Considera-se que o empresário está em situação de paralisação da atividade quando “esteja em situação de crise empresarial, incluindo quando registe uma quebra abrupta e acentuada de, pelo menos, 40% da faturação nos últimos três meses em face do período homólogo do ano anterior”.

Para comprovar que as viaturas não estão em circulação, basta ao tomador do seguro “efetuar a declaração desse facto sob compromisso de honra”.

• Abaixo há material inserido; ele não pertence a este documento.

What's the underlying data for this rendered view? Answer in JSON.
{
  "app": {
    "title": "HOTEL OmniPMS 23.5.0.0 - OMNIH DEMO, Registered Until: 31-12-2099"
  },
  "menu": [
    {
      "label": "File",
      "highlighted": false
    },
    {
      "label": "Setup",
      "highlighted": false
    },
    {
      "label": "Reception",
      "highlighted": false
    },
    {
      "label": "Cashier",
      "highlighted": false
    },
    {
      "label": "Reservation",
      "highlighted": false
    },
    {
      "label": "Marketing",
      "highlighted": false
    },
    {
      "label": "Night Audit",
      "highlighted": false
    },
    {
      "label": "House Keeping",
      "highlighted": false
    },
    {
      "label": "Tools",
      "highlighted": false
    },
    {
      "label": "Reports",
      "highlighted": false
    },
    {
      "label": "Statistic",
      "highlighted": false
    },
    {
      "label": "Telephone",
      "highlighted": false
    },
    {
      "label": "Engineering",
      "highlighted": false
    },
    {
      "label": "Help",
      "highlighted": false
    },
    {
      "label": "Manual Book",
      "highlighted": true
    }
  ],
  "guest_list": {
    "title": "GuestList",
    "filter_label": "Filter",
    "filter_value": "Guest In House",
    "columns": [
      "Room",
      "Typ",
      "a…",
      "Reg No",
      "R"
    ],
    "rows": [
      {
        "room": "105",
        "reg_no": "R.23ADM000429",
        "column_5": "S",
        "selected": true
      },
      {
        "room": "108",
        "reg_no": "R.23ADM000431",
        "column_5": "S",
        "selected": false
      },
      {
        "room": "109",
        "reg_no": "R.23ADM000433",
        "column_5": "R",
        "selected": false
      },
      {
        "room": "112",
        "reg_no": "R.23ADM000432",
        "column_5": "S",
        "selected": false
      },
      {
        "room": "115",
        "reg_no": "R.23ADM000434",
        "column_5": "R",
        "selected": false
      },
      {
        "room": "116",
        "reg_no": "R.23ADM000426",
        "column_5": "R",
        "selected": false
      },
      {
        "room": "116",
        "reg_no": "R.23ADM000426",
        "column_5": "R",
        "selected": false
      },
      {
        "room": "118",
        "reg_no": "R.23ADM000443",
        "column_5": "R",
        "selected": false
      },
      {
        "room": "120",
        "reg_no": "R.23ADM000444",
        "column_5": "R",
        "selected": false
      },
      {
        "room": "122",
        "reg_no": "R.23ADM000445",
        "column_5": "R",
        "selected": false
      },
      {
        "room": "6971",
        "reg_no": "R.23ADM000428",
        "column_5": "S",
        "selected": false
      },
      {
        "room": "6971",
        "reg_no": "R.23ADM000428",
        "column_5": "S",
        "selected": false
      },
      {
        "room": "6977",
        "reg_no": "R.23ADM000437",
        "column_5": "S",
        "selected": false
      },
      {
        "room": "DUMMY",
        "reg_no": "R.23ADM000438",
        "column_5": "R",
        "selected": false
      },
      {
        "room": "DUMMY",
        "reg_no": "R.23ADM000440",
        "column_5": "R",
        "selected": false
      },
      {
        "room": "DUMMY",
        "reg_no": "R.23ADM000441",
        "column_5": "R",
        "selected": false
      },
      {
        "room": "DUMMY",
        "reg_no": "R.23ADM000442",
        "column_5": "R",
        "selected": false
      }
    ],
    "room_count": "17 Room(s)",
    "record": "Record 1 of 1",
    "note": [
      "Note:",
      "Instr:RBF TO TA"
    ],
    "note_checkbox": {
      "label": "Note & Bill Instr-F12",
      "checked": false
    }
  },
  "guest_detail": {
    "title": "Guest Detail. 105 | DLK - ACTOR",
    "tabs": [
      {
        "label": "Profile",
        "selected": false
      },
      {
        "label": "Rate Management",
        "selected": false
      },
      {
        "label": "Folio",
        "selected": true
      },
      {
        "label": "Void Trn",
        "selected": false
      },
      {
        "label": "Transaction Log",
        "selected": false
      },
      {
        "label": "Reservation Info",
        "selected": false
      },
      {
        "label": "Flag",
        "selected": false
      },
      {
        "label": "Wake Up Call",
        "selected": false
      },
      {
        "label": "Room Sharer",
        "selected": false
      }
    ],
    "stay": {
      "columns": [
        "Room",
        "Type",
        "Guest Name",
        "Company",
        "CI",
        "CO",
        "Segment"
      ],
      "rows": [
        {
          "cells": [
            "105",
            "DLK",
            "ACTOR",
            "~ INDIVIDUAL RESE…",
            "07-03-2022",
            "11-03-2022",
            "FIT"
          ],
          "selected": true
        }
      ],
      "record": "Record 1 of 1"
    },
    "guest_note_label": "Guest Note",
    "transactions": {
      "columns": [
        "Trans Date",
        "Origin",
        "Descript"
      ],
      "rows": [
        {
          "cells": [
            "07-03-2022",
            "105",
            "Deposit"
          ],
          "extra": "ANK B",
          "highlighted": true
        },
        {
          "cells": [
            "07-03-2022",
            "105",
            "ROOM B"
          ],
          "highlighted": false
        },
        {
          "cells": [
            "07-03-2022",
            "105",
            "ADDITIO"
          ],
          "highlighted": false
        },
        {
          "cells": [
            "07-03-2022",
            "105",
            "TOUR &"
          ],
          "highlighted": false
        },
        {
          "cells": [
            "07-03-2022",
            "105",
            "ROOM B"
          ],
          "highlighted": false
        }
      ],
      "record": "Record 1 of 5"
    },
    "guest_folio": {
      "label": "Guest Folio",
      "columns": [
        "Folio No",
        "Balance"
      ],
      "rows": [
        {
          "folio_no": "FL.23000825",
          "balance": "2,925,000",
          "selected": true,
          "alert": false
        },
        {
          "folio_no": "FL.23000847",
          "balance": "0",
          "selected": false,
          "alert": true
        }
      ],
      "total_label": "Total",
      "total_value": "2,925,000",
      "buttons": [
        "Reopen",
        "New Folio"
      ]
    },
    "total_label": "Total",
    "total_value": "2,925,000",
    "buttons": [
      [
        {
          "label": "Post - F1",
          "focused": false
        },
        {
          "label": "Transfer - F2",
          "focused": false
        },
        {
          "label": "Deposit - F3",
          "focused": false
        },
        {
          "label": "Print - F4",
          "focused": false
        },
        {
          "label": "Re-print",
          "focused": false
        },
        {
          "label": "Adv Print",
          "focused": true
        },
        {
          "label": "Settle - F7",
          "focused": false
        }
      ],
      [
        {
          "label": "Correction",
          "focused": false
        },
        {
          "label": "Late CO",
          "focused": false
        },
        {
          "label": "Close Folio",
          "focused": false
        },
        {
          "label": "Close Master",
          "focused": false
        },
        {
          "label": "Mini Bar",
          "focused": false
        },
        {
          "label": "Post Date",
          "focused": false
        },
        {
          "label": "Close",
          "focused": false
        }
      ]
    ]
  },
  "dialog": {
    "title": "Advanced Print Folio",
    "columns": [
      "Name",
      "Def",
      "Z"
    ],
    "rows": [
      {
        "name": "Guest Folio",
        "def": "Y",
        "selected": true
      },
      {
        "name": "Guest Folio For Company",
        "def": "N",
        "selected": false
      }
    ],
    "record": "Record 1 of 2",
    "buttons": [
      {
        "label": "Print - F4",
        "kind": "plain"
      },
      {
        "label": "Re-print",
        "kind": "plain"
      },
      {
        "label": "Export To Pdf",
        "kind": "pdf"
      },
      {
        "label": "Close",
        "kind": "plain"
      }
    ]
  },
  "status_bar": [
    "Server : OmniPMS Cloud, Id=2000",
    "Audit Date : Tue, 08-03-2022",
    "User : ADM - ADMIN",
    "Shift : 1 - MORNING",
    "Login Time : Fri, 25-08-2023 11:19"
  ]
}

Este regime é aplicável até 31 de março de 2021 e não impede “a adoção de outras soluções de flexibilização do pagamento dos prémios de seguros mais favoráveis ao tomador do seguro se acordadas entre as partes”.

Por outro lado, em caso de nova suspensão da atividade devido a medidas excecionais e temporárias para fazer face à covid-19, “a validade dos certificados de inspeção dos veículos afetos à atividade de diversão e restauração itinerante é prorrogada por um período idêntico àquele em que a atividade esteve suspensa até ao limite máximo de cinco meses, desde que as viaturas não se encontrem em circulação”.

Para o presidente da Associação Portuguesa de Empresas de Diversão (APED), Francisco Bernardo, a medida “é muito curta”.

“É alguma coisa, mas é muito curto no que diz respeito a apoiar um setor que está autorizado hipoteticamente a exercer a atividade, mas que, na prática, não o conseguiu, porque os municípios não estiveram, na sua grande maioria, dispostos a licenciar e autorizar-nos a trabalhar nas cidades e vilas do país”, considerou.

Segundo Francisco Bernardo, a medida também “peca por tardia”, já que uma grande percentagem do setor está paralisada porque “não conseguiu fazer face às despesas do seguro e, como não saiu, não movimentou os veículos e não fez qualquer inspeção aos veículos afetos à atividade”.

“Como não pagaram, as apólices foram canceladas”, explicou.

Para Joaquim Santos, da Federação Nacional das Associações de Feirantes (FNAF), o modelo poderia ser simplificado: “Penso que ajuda, mas podia ser mais simplificado no caso das deslocações de quem exerce a atividade em feiras e mercados”.

Os feirantes e os equipamentos de diversão podem funcionar, segundo uma lei aprovada em julho, desde que assegurado o cumprimento das regras sanitárias e de segurança.

Em agosto, o parlamento aprovou também um regime de apoio à retoma, que prevê, entre outras medidas, o acesso a uma linha de crédito com juros reduzidos.